Lalu siapa yang membakar? Ini tentu memerlukan penelusuran lebih jauh. Tak jarang perusahaan mengatakan, penyebab kebakaran adalah petani sehingga api merambat ke areal perkebunan perusahaan. Konflik antara perusahaan dengan warga bisa menjadi pemicu, begitu pula aktivitas warga seperti memancing atau berburu bisa menyebabkan terjadinya kebakaran di areal perkebunan perusahaan.

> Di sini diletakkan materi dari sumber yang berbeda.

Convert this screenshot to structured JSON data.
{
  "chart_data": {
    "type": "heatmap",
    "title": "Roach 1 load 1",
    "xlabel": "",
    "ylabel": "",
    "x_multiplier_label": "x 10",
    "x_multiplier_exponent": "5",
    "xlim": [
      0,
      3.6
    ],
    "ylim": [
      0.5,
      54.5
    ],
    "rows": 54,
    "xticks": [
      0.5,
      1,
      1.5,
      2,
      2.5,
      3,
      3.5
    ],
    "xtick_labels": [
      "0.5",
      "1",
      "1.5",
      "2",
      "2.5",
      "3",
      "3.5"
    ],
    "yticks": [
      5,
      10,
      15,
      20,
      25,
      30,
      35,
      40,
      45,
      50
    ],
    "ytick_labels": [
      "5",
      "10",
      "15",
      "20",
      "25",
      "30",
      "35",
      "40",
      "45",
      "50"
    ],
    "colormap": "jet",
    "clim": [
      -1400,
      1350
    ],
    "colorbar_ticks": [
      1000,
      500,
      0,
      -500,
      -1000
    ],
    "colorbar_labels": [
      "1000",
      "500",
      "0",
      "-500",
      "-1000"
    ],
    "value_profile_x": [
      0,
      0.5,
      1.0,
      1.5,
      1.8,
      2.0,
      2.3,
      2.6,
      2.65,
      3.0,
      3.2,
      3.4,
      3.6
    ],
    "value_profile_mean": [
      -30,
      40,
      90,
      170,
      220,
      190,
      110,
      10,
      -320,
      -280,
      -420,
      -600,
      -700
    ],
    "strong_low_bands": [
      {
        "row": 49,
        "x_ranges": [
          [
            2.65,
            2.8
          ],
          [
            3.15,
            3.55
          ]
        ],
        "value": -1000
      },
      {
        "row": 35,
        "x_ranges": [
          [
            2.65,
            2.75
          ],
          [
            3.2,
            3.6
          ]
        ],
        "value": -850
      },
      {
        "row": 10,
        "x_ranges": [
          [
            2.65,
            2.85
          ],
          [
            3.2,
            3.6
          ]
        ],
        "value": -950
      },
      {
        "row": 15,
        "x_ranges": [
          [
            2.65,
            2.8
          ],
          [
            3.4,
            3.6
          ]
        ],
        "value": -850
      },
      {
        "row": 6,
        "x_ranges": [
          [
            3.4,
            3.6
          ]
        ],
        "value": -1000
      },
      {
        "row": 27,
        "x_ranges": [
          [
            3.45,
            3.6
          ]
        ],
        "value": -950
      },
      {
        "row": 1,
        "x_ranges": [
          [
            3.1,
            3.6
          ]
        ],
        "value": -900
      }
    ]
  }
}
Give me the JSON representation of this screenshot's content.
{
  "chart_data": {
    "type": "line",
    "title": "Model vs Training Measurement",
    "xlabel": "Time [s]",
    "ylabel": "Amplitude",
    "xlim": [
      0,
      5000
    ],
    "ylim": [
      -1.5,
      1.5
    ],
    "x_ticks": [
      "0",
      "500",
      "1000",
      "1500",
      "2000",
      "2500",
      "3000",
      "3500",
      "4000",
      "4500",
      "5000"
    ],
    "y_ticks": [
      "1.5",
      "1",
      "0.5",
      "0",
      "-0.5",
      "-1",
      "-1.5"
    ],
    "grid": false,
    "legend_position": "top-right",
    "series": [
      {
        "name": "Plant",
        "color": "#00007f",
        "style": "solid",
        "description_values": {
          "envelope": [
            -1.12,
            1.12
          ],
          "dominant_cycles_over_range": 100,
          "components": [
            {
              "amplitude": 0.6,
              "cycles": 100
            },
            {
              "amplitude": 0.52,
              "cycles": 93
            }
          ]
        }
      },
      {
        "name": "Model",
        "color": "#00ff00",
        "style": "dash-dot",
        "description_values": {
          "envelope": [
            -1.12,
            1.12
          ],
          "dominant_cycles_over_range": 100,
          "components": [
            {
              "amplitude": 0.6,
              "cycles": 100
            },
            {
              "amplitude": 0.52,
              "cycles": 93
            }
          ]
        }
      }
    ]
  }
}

Siapapun yang telah menyebabkan terjadinya kebakaran, fokus lebih penting adalah mengatasi kebakaran yang terlanjur terjadi dan mencegah agar kebakaran itu tidak sampai terjadi lagi. Jawaban atas kedua hal tersebut adalah “pengelolaan air (water management)” dan “peralatan dan personil pemadam kebakaran di perusahaan”.

Sebagian besar tanaman memerlukan kondisi yang aerob. Pemanfaatan lahan gambut untuk komoditas tanaman perkebunan memerlukan saluran drainase atau kanal untuk meningkatkan ketersediaan oksigen bagi akar, mengubah kondisi anaerob menjadi aerob, supaya tanaman dapat tumbuh dan berkembang dengan baik. Namun demikian, pembuatan saluran drainase di lahan gambut akan diikuti oleh penurunan permukaan lahan (subsidence). Proses ini terjadi karena pemadatan, dekomposisi, dan erosi gambut di permukaan yang kering. Semakin dalam saluran drainase, diindikasikan penurunan permukaan lahan yang terjadi akan semakin besar dan semakin cepat. Ini menyebabkan gambut menjadi kering dan rentan terbakar.

Saat ini, solusi yang dimiliki perusahaan adalah pembangunan blocking canal untuk mengatur ketinggian muka air, dan pembuatan sumur bor di titik-titik rawan kebakaran yang akan mempermudah mereka mendapatkan air jika terjadi kebakaran dan mempermudah melakukan water pumping untuk pembasahan daerah rawan kebakaran untuk mencegah terjadinya kebakaran. Perusahaan juga selayaknya memiliki peralatan dan personil pemadam kebakaran terlatih untuk mengantisipasi terjadinya kebakaran di areal perkebunan.

Firefighters battle a peatland fire in Sungai Pelang Village, Ketapang (pic by Sutopo)-01.jpg

Masyarakat atau petani sawit penyebab karhutla?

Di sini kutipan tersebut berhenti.